Posted: May 31, 2019

The National Institute of Food and Agriculture (NIFA) recently awarded Kevin Hockett $453,000 to assist in research focusing on how microbes tolerate distinct stresses.

Kevin Hockett

Kevin Hockett

UNIVERSITY PARK, Pa. - The National Institute of Food and Agriculture (NIFA) recently awarded Kevin Hockett $453,000 to assist in research focusing on how microbes tolerate distinct stresses.

The grant will allow Hockett, an assistant professor of microbial ecology in Penn State's College of Agricultural Sciences and Lloyd Huck Early Career Professor in the Huck Institutes of the Life Sciences, to identify the genes that contribute to protein toxin and antibiotic stress tolerance, determine at the cellular level what makes a stress tolerant cell distinct from a non-tolerant cell, and test how important these types of stress tolerance are in survival and proliferation within a plant environment.

This project will result in a new understanding of the prevalence and significance of lethal stress tolerance in bacterial plant pathogens, an area of study that is both critically important but currently underappreciated. Research will also identify how this stress tolerance is achieved, which could lead to strategies to predict and manipulate the ability of both detrimental and beneficial microbes to survive in agricultural environments.

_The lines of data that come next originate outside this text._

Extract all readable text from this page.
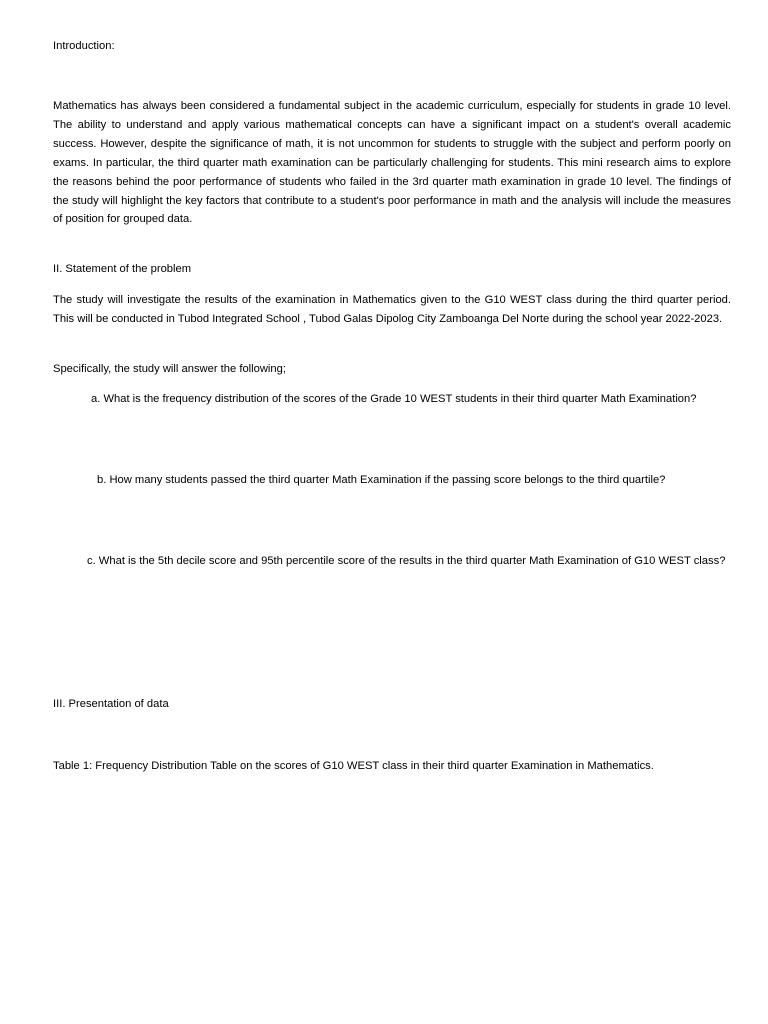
Introduction:

Mathematics has always been considered a fundamental subject in the academic curriculum, especially for students in grade 10 level. The ability to understand and apply various mathematical concepts can have a significant impact on a student's overall academic success. However, despite the significance of math, it is not uncommon for students to struggle with the subject and perform poorly on exams. In particular, the third quarter math examination can be particularly challenging for students. This mini research aims to explore the reasons behind the poor performance of students who failed in the 3rd quarter math examination in grade 10 level. The findings of the study will highlight the key factors that contribute to a student's poor performance in math and the analysis will include the measures of position for grouped data.

II. Statement of the problem

The study will investigate the results of the examination in Mathematics given to the G10 WEST class during the third quarter period. This will be conducted in Tubod Integrated School , Tubod Galas Dipolog City Zamboanga Del Norte during the school year 2022-2023.

Specifically, the study will answer the following;

a. What is the frequency distribution of the scores of the Grade 10 WEST students in their third quarter Math Examination?

b. How many students passed the third quarter Math Examination if the passing score belongs to the third quartile?

c. What is the 5th decile score and 95th percentile score of the results in the third quarter Math Examination of G10 WEST class?

III. Presentation of data

Table 1: Frequency Distribution Table on the scores of G10 WEST class in their third quarter Examination in Mathematics.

Not only will this project provide knowledge on microbial stress tolerance, but also will be of benefit to consumers at large. Reducing lost yields due to plant diseases will result in lower production costs and in return, a lower cost for the consumer. The decrease in microbial dormancy will also result in reduced environmental exposure to antibiotics and chemicals, while increasing access to affordable organic produce.

Hockett will collaborate with Lindsay Triplett at the Connecticut Agricultural Experiment Station on this research, who is a co-investigator on the grant.